Lilian Weng, OpenAI’s head of safety systems, said in an interview with Semafor that the method could also be used to moderate content on other platforms for social media and e-commerce. That job is currently done mostly by armies of workers, often located in developing countries, and the task can be grueling and traumatizing.

“I want to see more people operating their trust and safety, and moderation [in] this way,” Weng said. “This is a really good step forward in how we use AI to solve real world issues in a way that’s beneficial to society.”

The method OpenAI used to get GPT-4 to police itself is as simple as it is powerful. First, a comprehensive content policy is fed into GPT-4. Then its ability to flag problematic content is tested on a small sample of content. Humans review the results and analyze any errors. The policy team then asks the model to explain why it made the errant decisions. That information is then used to further refine the system.

“It reduces the content policy development process from months to hours, and you don’t need to recruit a large group of human moderators for this,” Weng said.

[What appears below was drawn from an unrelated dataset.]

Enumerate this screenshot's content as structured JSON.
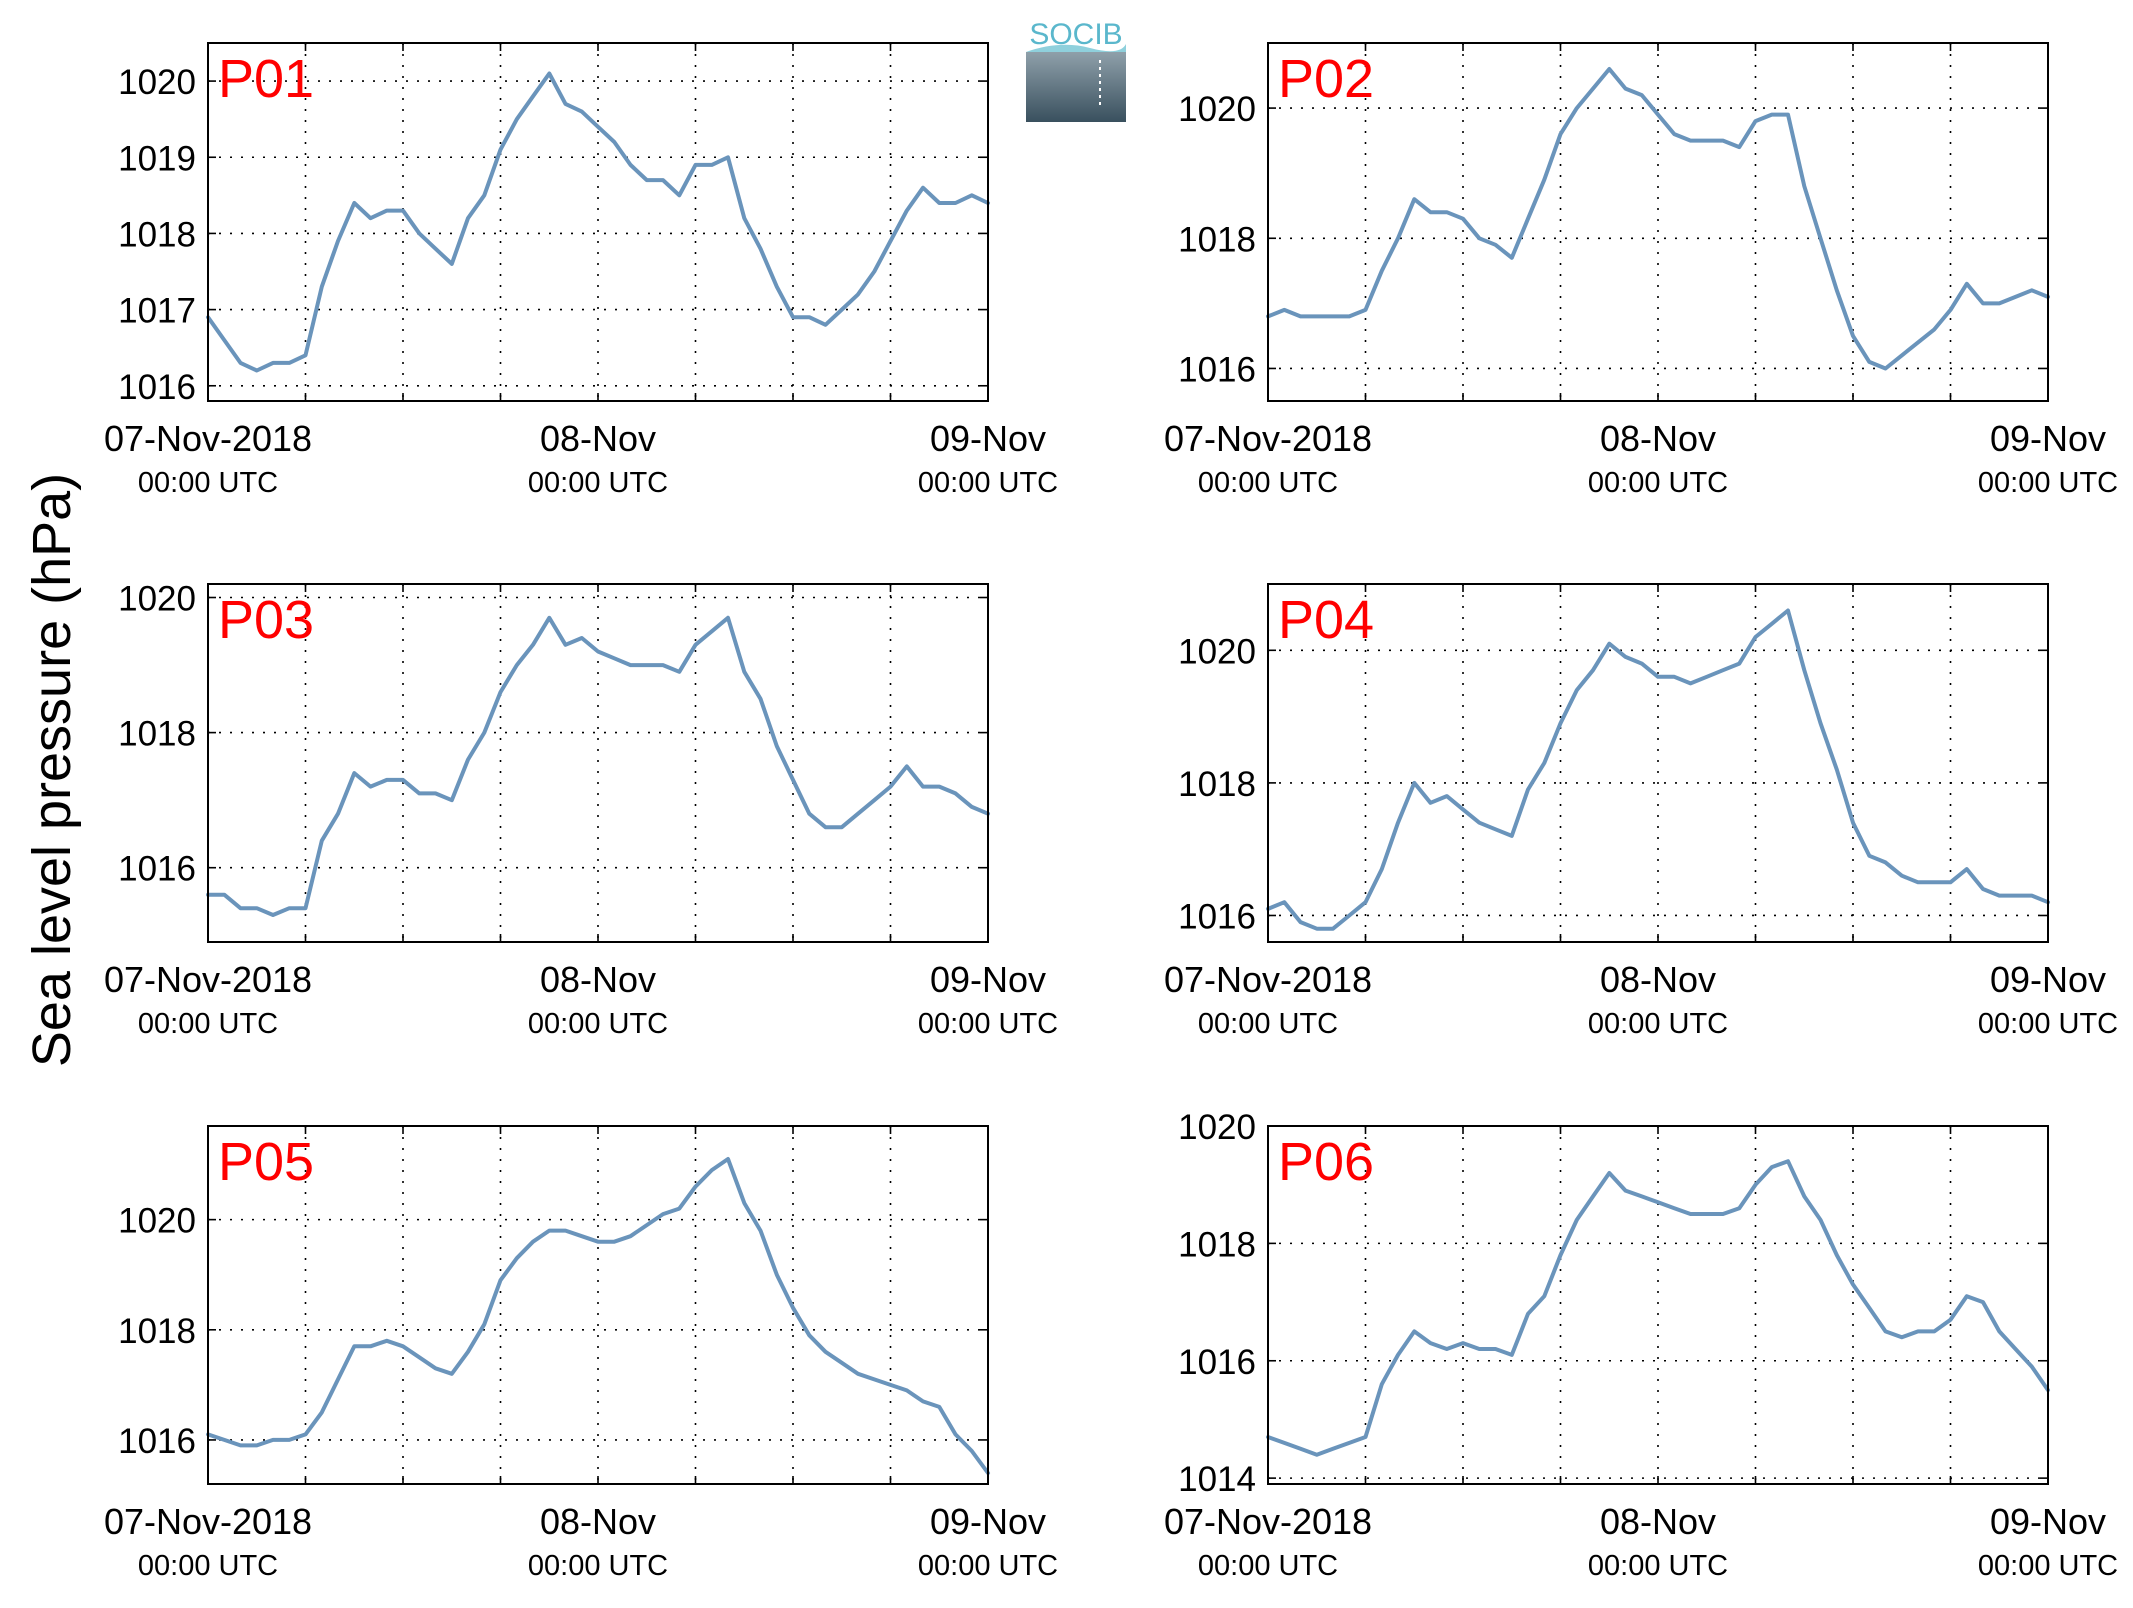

The technique is still not as effective as experienced human moderators, OpenAI found. But it outperforms moderators that have had light training.

If the method proves successful on other platforms, it could lead to a major shift in how companies handle problematic online content, from disinformation to child pornography. Weng said OpenAI is also researching how to expand the capabilities beyond text to images and video.

An OpenAI spokeswoman said the company knows of some customers already using GPT-4 for content moderation, but they did not give permission to be named.